By Peter McKay | FAMU ’97 | Email

This blog took something of a hiatus over the recent holidays, recognizing that much of the FAMU community was on vacation and focused on happier stuff than the usual subject matter here. But now that the spring semester is starting back up on campus, we’ll get back in swing as well.

Here are a couple of my key goals for the blog for the period through this spring’s graduation:

Increase student involvement. From the beginning, I’ve wanted this blog to be a collaboration between alumni and students. This approach is intended to address the multigenerational nature of hazing itself.

The Famuan staff, led by last semester’s editor Clarece Polke and adviser Andrew Skerritt, were indeed great collaborators last semester, including two-way sharing of information, cross-publication of certain content, and general moral support during last semester’s tumult, when a certain portion of the Rattler community basically lost its collective mind regarding the valuable role of a free press in society.

This semester brings a new group of Famuan editors that I’ll have to build relationships with, working remotely as I am from New York City. I also have yet to scratch the surface with other campus media organizations. Glad to help them out with hazing coverage as well, of course. If you’re a staffer at Journey, WANM, or another campus media org aside from the newspaper, feel free to drop me an email anytime.

I’m also still looking for a couple of student bloggers to write for this site on a more dedicated basis this semester. If you’re interested in that opportunity, again, please drop me a message.

Get more alumni participation as well. I welcome guest posts, as long as they’re focused on solutions to the underlying problem of hazing. If you’re interested, please drop me an email. (Noticing a pattern developing here?) I can even publish your stuff under a pseudonym if necessary, as long as I can independently verify your identity.

Please note, this blog is not much concerned about second-derivative problems like hazing-related publicity, the careers of individual FAMU staff members, et cetera. Frankly, I think there’s been way too much focus on such stuff in the Rattler community already. If you really have a burning passion to write about those things, save it for the comments, which I will approve for the sake of free speech but summarily ignore for my own purposes.

Collect more individual hazing reports. So far, we have about 30 people who have submitted stories about hazing they’ve witnessed or been victims to over the years at FAMU. We’re still accepting submissions via our online reporting form, which allows respondents to remain anonymous if they wish.

If you have questions about our information-gathering efforts, what the data will be used for, and so forth, please check out this FAQ.

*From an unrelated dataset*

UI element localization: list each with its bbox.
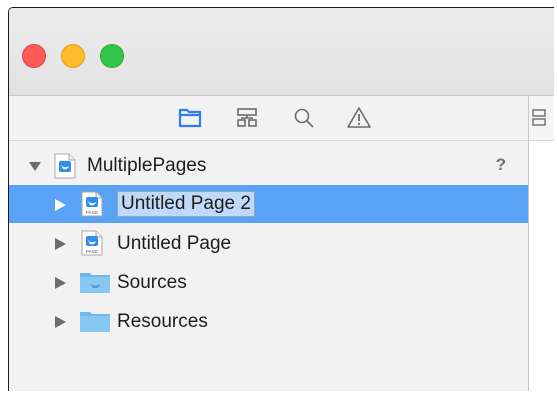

Write at least one longer blog post of my own each Monday. I figure a weekly commitment will fit into my schedule, which is busy over the next few months due to the for-profit tech startup I’m working on, Roscoe Labs. If I can post on other days, it’ll probably be more of the quick-hit variety.

At the end of the semester, I’ll reassess how the blog is doing and go from there. I’ll keep it up as long as there’s community interest, which so far has been running high.